In a 27-month period from June 2017 through September 2019, 76 neonates underwent CEEG monitoring between the two network NICUs, for an average of 2 to 3 monitoring sessions per month. CEEG monitoring data impacted clinical care in three quarters of neonates (57/76; 75%). CEEG monitoring data impacted decisions to treat with antiseizure medications in approximately one half of patients (28/57; 49%), and CEEG monitoring data impacted prognostic discussions in approximately two thirds of patients (39/57; 68%).

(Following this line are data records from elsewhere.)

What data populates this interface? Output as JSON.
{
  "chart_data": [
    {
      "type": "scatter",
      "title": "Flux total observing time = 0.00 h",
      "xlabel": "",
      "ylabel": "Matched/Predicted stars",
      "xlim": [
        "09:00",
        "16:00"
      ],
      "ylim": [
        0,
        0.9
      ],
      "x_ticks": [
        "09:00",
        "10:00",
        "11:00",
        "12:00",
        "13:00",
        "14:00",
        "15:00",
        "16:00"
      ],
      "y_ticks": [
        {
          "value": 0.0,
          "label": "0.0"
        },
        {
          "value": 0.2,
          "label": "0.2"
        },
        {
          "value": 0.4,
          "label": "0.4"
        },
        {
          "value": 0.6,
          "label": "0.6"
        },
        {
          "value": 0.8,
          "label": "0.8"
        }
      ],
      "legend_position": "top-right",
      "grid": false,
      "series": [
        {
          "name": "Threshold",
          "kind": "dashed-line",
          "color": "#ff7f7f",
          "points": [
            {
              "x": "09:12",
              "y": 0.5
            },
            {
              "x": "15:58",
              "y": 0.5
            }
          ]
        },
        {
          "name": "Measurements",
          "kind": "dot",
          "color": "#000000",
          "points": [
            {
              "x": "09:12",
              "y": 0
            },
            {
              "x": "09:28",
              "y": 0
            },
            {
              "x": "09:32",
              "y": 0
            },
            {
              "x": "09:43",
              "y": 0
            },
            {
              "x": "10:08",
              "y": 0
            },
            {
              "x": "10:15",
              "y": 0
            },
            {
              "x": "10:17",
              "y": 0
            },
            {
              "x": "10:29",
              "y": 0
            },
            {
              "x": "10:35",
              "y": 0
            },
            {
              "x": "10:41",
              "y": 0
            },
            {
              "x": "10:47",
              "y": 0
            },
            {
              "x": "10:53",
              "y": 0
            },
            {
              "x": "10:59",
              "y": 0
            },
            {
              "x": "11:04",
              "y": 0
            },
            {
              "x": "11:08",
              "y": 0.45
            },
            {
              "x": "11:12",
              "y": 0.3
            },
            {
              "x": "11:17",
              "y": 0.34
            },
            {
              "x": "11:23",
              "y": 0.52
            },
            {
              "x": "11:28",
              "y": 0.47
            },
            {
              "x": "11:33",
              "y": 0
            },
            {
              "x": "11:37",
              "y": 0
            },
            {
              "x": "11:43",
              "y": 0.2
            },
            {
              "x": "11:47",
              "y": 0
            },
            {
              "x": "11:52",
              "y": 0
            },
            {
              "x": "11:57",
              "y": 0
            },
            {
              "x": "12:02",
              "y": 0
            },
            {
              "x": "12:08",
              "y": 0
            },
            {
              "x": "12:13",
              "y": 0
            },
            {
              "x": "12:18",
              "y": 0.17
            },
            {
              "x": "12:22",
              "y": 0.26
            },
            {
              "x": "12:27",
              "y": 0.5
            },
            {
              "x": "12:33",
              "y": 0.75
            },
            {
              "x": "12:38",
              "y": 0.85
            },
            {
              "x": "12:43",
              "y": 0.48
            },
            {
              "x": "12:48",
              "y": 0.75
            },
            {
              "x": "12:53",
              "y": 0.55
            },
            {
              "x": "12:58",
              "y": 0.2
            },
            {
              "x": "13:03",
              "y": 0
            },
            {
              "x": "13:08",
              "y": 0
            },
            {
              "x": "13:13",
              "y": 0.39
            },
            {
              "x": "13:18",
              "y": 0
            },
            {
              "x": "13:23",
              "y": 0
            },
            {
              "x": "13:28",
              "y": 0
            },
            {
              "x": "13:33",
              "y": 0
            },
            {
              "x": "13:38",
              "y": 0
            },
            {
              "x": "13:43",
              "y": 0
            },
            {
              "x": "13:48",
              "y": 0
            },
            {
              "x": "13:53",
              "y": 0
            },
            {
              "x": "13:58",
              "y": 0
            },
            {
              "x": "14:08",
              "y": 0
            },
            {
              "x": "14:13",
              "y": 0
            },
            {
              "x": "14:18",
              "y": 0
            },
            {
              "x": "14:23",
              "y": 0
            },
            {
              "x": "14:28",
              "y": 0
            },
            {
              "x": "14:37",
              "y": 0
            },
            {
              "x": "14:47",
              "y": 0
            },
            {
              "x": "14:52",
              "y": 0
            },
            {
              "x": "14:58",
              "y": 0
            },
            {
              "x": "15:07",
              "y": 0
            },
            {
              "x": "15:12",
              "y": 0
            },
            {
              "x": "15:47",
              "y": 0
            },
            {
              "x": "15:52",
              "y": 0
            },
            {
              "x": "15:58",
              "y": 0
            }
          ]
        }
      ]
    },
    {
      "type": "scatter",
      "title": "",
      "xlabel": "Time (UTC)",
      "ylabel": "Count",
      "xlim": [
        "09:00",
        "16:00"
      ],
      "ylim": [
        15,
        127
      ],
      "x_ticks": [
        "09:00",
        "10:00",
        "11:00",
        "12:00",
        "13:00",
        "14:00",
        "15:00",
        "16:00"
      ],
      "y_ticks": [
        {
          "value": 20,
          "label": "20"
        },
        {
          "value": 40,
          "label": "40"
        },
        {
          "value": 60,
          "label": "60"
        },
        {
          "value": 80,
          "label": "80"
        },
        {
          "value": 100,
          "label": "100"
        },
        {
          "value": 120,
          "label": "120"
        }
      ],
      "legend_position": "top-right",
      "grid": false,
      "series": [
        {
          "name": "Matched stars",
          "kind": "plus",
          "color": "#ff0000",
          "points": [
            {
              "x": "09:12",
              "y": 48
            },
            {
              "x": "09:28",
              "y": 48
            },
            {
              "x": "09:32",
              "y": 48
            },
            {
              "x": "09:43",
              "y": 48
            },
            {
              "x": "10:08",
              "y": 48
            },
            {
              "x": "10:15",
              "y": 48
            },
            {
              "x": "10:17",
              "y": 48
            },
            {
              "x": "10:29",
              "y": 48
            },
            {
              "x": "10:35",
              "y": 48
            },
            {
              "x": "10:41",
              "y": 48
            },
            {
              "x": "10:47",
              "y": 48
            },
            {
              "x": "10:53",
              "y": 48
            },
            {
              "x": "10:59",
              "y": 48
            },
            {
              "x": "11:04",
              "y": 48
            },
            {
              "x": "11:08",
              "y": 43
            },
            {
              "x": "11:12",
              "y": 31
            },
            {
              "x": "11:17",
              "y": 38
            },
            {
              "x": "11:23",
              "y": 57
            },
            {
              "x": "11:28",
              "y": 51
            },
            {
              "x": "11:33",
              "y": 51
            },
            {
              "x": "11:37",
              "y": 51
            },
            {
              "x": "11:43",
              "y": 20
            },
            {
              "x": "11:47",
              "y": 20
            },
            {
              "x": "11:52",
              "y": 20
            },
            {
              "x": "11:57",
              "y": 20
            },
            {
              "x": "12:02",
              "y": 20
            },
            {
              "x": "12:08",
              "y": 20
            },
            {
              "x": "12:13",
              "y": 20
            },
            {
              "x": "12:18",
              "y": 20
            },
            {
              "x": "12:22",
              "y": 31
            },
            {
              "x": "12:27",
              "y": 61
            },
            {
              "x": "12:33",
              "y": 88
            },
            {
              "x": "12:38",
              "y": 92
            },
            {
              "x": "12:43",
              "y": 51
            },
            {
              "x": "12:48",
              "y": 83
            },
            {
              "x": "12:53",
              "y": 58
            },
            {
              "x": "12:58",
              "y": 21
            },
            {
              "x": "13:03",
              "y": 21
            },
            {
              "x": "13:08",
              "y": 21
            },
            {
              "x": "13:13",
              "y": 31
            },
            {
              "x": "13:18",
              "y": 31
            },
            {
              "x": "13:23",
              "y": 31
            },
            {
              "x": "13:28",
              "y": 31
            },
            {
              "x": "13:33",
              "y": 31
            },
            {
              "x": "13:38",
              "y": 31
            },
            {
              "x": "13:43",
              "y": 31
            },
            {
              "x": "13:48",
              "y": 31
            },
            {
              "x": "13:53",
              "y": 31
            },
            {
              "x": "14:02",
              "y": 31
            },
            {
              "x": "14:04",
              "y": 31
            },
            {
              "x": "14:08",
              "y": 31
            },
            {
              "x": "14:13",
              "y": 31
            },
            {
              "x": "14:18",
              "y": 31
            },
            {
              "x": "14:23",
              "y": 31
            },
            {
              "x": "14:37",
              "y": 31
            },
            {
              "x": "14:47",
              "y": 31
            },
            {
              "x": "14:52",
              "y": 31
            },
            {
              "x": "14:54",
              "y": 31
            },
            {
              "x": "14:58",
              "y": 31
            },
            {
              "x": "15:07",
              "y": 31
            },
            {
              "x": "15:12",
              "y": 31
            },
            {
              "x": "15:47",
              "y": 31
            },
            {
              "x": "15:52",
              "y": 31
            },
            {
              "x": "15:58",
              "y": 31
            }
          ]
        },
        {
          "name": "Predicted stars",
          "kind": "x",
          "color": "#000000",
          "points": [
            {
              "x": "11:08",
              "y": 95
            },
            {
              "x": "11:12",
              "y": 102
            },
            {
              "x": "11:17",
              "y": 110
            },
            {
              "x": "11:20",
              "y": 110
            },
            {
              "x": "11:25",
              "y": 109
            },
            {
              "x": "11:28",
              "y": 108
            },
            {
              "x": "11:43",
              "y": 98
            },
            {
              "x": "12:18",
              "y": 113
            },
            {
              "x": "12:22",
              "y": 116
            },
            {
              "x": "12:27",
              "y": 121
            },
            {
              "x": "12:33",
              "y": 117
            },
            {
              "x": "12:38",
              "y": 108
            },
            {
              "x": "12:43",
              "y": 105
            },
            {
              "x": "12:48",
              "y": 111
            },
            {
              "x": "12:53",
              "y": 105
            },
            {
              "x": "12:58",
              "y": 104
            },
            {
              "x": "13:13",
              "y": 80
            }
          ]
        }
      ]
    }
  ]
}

Our findings suggest that:

  • Remote CEEG monitoring is technically feasible and effective, allowing neonates to receive care locally.
  • Remote CEEG monitoring positively impacts clinical care and prognostic discussions.
  • The incidence of electrographic neonatal seizures, including electrographic status epilepticus, at network NICUs is similar to the incidence reported at quaternary care centers.
  • Providing remote CEEG monitoring to network NICUs allows neonates to remain hospitalized in centers that could meet their overall medical needs, alleviates the safety risks associated with transferring critically ill neonates between hospitals for the sole purpose of obtaining CEEG, and reduces otherwise unnecessary bed utilization at CHOP.

We intend to expand this model throughout our network, and we believe it may serve as a model for other pediatric networks seeking to expand CEEG in their regional NICUs.